Ildikó Gáll-Pelcz, the ECA member responsible for the audit, warned that geo-blocking continues to restrict consumer choices and fuel dissatisfaction. In response, the European Commission has welcomed the findings, signalling potential reforms, including stricter enforcement mechanisms and exploring ways to address challenges tied to copyright practices. The Commission has committed to factoring the report into its upcoming evaluation of the regulation.
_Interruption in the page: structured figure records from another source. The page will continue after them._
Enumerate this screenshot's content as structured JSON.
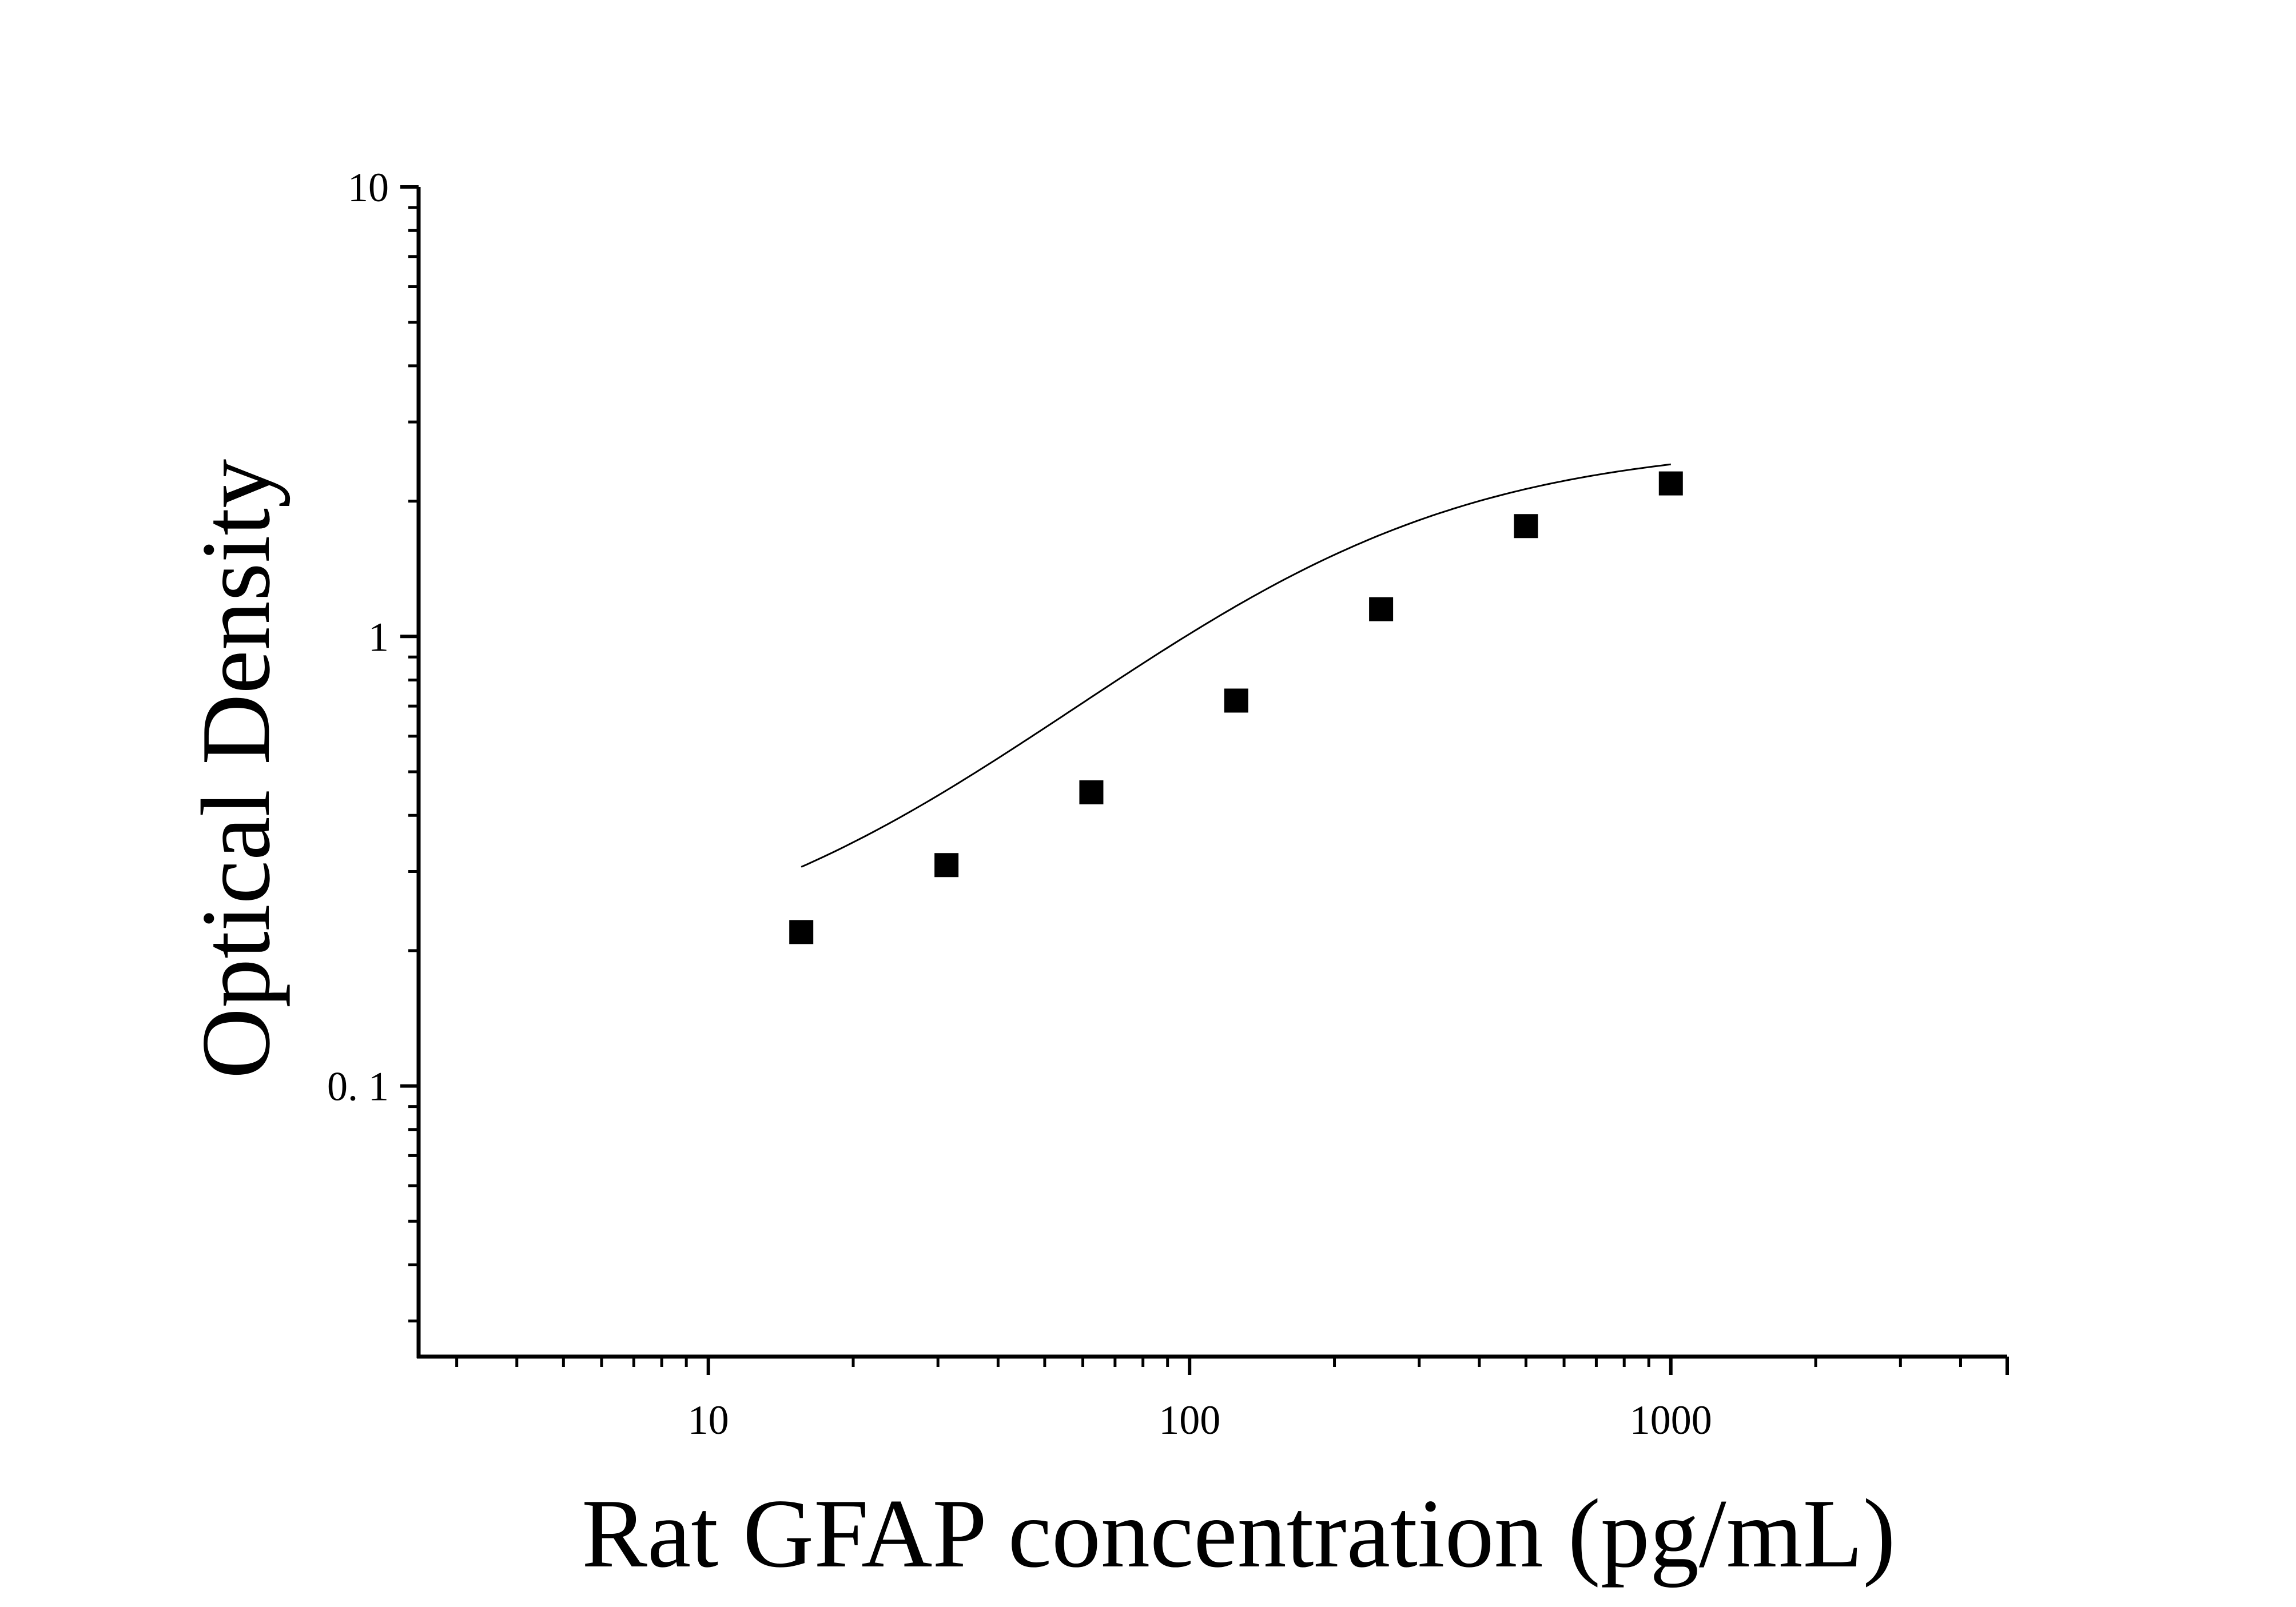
{
  "chart_data": {
    "type": "scatter",
    "title": "",
    "xlabel": "Rat GFAP concentration (pg/mL)",
    "ylabel": "Optical Density",
    "x_scale": "log",
    "y_scale": "log",
    "xlim": [
      2.5,
      5000
    ],
    "ylim": [
      0.025,
      10
    ],
    "x_ticks": [
      {
        "value": 10,
        "label": "10"
      },
      {
        "value": 100,
        "label": "100"
      },
      {
        "value": 1000,
        "label": "1000"
      }
    ],
    "y_ticks": [
      {
        "value": 0.1,
        "label": "0. 1"
      },
      {
        "value": 1,
        "label": "1"
      },
      {
        "value": 10,
        "label": "10"
      }
    ],
    "grid": false,
    "legend": "none",
    "colors": {
      "marker": "#000000",
      "curve": "#000000",
      "axis": "#000000"
    },
    "series": [
      {
        "marker": "square",
        "x": [
          15.6,
          31.25,
          62.5,
          125,
          250,
          500,
          1000
        ],
        "y": [
          0.22,
          0.31,
          0.45,
          0.72,
          1.15,
          1.76,
          2.19
        ]
      }
    ],
    "fit_curve": {
      "model": "4PL",
      "a": 0.18,
      "d": 2.7,
      "c": 180,
      "b": 1.2,
      "x_range": [
        15.6,
        1000
      ]
    }
  }
}
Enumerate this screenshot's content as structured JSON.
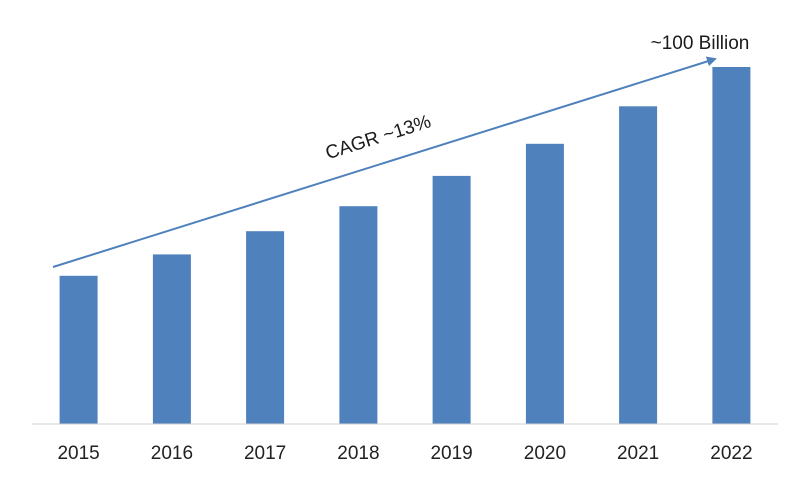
{
  "chart_data": {
    "type": "bar",
    "categories": [
      "2015",
      "2016",
      "2017",
      "2018",
      "2019",
      "2020",
      "2021",
      "2022"
    ],
    "values": [
      41.5,
      47.5,
      54,
      61,
      69.5,
      78.5,
      89,
      100
    ],
    "ylim": [
      0,
      100
    ],
    "grid": false,
    "legend": "none",
    "annotations": {
      "cagr": "CAGR ~13%",
      "end_value": "~100 Billion"
    }
  },
  "colors": {
    "bar": "#4f81bd",
    "trend_arrow": "#4f81bd",
    "axis": "#d0d0d0"
  }
}
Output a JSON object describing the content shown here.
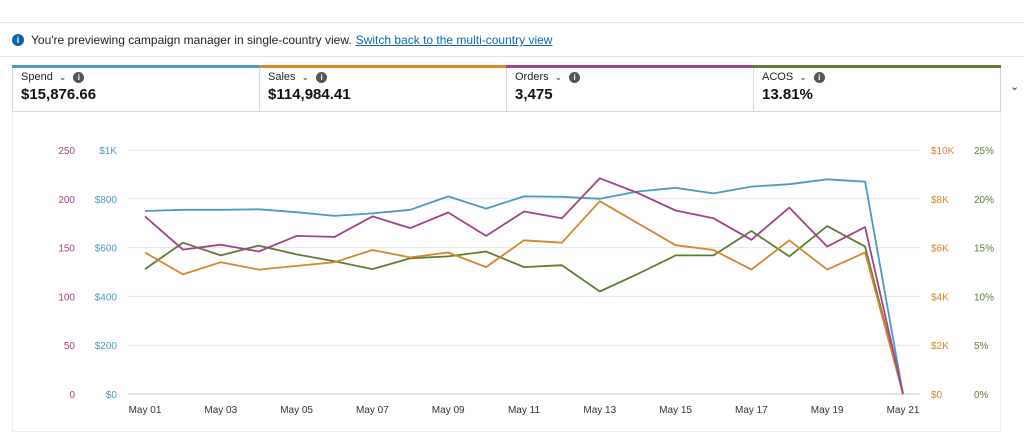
{
  "banner": {
    "text": "You're previewing campaign manager in single-country view.",
    "link": "Switch back to the multi-country view",
    "icon": "info-icon"
  },
  "metrics": [
    {
      "label": "Spend",
      "value": "$15,876.66",
      "color": "#4a9bc1"
    },
    {
      "label": "Sales",
      "value": "$114,984.41",
      "color": "#d8852b"
    },
    {
      "label": "Orders",
      "value": "3,475",
      "color": "#a2428a"
    },
    {
      "label": "ACOS",
      "value": "13.81%",
      "color": "#5e7d33"
    }
  ],
  "chart_data": {
    "type": "line",
    "x": [
      "May 01",
      "May 02",
      "May 03",
      "May 04",
      "May 05",
      "May 06",
      "May 07",
      "May 08",
      "May 09",
      "May 10",
      "May 11",
      "May 12",
      "May 13",
      "May 14",
      "May 15",
      "May 16",
      "May 17",
      "May 18",
      "May 19",
      "May 20",
      "May 21"
    ],
    "x_tick_labels": [
      "May 01",
      "May 03",
      "May 05",
      "May 07",
      "May 09",
      "May 11",
      "May 13",
      "May 15",
      "May 17",
      "May 19",
      "May 21"
    ],
    "axes": [
      {
        "series": "Orders",
        "side": "left-outer",
        "ticks": [
          "250",
          "200",
          "150",
          "100",
          "50",
          "0"
        ],
        "ylim": [
          0,
          250
        ],
        "color": "#a2428a"
      },
      {
        "series": "Spend",
        "side": "left-inner",
        "ticks": [
          "$1K",
          "$800",
          "$600",
          "$400",
          "$200",
          "$0"
        ],
        "ylim": [
          0,
          1000
        ],
        "color": "#4a9bc1"
      },
      {
        "series": "Sales",
        "side": "right-inner",
        "ticks": [
          "$10K",
          "$8K",
          "$6K",
          "$4K",
          "$2K",
          "$0"
        ],
        "ylim": [
          0,
          10000
        ],
        "color": "#d8852b"
      },
      {
        "series": "ACOS",
        "side": "right-outer",
        "ticks": [
          "25%",
          "20%",
          "15%",
          "10%",
          "5%",
          "0%"
        ],
        "ylim": [
          0,
          25
        ],
        "color": "#5e7d33"
      }
    ],
    "series": [
      {
        "name": "Spend",
        "color": "#4a9bc1",
        "ylim": [
          0,
          1000
        ],
        "values": [
          750,
          755,
          755,
          757,
          745,
          730,
          740,
          755,
          810,
          760,
          810,
          808,
          800,
          830,
          845,
          822,
          850,
          860,
          880,
          870,
          0
        ]
      },
      {
        "name": "Sales",
        "color": "#d8852b",
        "ylim": [
          0,
          10000
        ],
        "values": [
          5800,
          4900,
          5400,
          5100,
          5250,
          5400,
          5900,
          5600,
          5800,
          5200,
          6300,
          6200,
          7900,
          7000,
          6100,
          5900,
          5100,
          6300,
          5100,
          5800,
          0
        ]
      },
      {
        "name": "Orders",
        "color": "#a2428a",
        "ylim": [
          0,
          250
        ],
        "values": [
          182,
          148,
          153,
          146,
          162,
          161,
          182,
          170,
          186,
          162,
          187,
          180,
          221,
          206,
          188,
          180,
          158,
          191,
          151,
          171,
          0
        ]
      },
      {
        "name": "ACOS",
        "color": "#5e7d33",
        "ylim": [
          0,
          25
        ],
        "values": [
          12.8,
          15.5,
          14.2,
          15.2,
          14.3,
          13.6,
          12.8,
          13.9,
          14.1,
          14.6,
          13.0,
          13.2,
          10.5,
          12.3,
          14.2,
          14.2,
          16.7,
          14.1,
          17.2,
          15.1,
          0
        ]
      }
    ],
    "grid": true
  }
}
Samsung and LG Electronics may shift some home appliance production from Mexico to the United States, according to a South Korean news report. The potential move follows former President Donald Trump’s announcement of possible 25% tariffs on imports from Canada and Mexico, set to take effect on February 1.
Samsung is reportedly considering relocating dryer production to its South Carolina plant, while LG may move refrigerator production to its Tennessee factory, which already produces washing machines and dryers. Both companies are evaluating their operations as they adapt to market changes and trade policies.
In statements, Samsung emphasised its flexible global production strategy, while LG highlighted its commitment to adjusting production systems to meet market demands. These considerations reflect broader shifts in manufacturing strategies due to trade uncertainties.